I worked for a long time in the disability sector. My training in school didn’t prepare me for the training I learned in the field. I learned how disability is created and become part of the big and dynamic disability movement advocating for the rights of the vulnerable and the marginalized including people with disabilities. I was immersed in the sector when the Convention on the Rights of People with Disabilities was launched in 2006, a significant treaty that made history – it being signed by over 100 countries when it was launched in March of that year. Many laws and treaties followed, and new goals were designed to continue to support the most marginalized sector in the global society.

c_e-fourt_handicap-international__a_woman_in_iraq_teaches_children_about_the_risk_of_mines_through_mine_risk_education
Screengrab (Link embedded in the photo)

I trained a lot of people. I told my friends I teach in classrooms with no walls. In return I learned a lot from them too, I become self-conscious that I am just one tiny person in the vast world of issues that matter.

Community Board Meeting - JB 013.jpg
Community Training in Bo, Sierra Leone (Dhidhak Collection)

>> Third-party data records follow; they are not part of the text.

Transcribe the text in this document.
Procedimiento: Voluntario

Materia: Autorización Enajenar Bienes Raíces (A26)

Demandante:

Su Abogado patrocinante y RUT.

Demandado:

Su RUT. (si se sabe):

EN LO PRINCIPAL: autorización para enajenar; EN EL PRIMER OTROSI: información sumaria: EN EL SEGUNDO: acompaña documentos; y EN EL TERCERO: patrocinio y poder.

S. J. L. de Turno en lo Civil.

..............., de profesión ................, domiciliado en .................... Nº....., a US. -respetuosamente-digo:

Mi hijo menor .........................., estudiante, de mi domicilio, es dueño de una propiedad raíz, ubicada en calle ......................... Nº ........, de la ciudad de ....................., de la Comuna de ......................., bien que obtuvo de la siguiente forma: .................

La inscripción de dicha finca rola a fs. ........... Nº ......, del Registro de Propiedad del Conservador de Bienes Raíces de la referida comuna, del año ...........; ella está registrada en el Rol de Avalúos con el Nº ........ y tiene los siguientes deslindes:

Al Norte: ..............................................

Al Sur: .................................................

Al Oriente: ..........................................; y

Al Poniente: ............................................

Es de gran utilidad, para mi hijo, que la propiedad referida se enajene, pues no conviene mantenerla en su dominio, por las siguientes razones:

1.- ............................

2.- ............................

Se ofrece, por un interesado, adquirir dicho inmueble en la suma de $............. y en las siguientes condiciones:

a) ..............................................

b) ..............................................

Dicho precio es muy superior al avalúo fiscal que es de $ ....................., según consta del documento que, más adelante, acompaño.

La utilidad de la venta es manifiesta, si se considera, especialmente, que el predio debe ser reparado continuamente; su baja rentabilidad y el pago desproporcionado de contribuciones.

The problem doesn’t get solved. There are still countries willing to fund wars and fund terrorist and pretend to do actions against them. I was in France when the US invaded Iraq in 2003 and the year after the issues of cluster bombs was discussed in Paris, and the Convention on Cluster Munition was launched much later. The organization I worked the longest (www.hi.org) actively advocated on banning the use of landmines and cluster munition during a war. Sad to say, some countries producing them won’t agree to stop because there is no livelihood alternative for them (Billions $ invested in producers of globally banned cluster bombs) to do. But what is sadder is the collateral lives affected by the use of cluster bombs and landmines … especially children (The human impact of cluster munitions) long after wars has ended.

Random 1247.jpg
Signage like this are found all around Cambodia (Dhidhak Collection)

I was exposed to the consequences of war. I lived in the biggest outdoor prison called Gaza Strip while I enjoy the perks of drinking alcohol in the land stolen from them by their oppressor across the border. I also lived in the most reclusive country in the world that is already opening up (latest news: North Korea changes its time zone to match South). But they are not comparable.

I got stopped at checkpoints and lied to get my way out of a bind. I escaped narrow death coming down slippery slopes in places where the road is an imagination. My drivers are my best friends in all my mission, including taxi drivers.

I lived with people who otherwise I will not encounter in my life. I worked with a lot of French people but never learned the language but adapted their accent for better understanding. I sometimes return back to the American accent I am always mistaken to have, but I guess that’s just my Filipino accent muddled with all the language I have stored in my head.

I tried to impose self-gag because sometimes it is the right thing to do. My actions, my words and maybe my thoughts (out loud) can have consequences. You never know but what I do know is that Big Brother is always watching.

Join me as I continue to be an active observer in this crazy world of ours and try to be chill with it accepting that we live in an imperfect world.

The late Joy Irving, my first mentor as community worker and educator told me “we cannot change the world all at the same time but we can make a difference alone one brick at a time”

And that is what I am doing. I will continue to stack my bricks to create the foundation to support all that I and like-minded people want to achieve in our lifetime.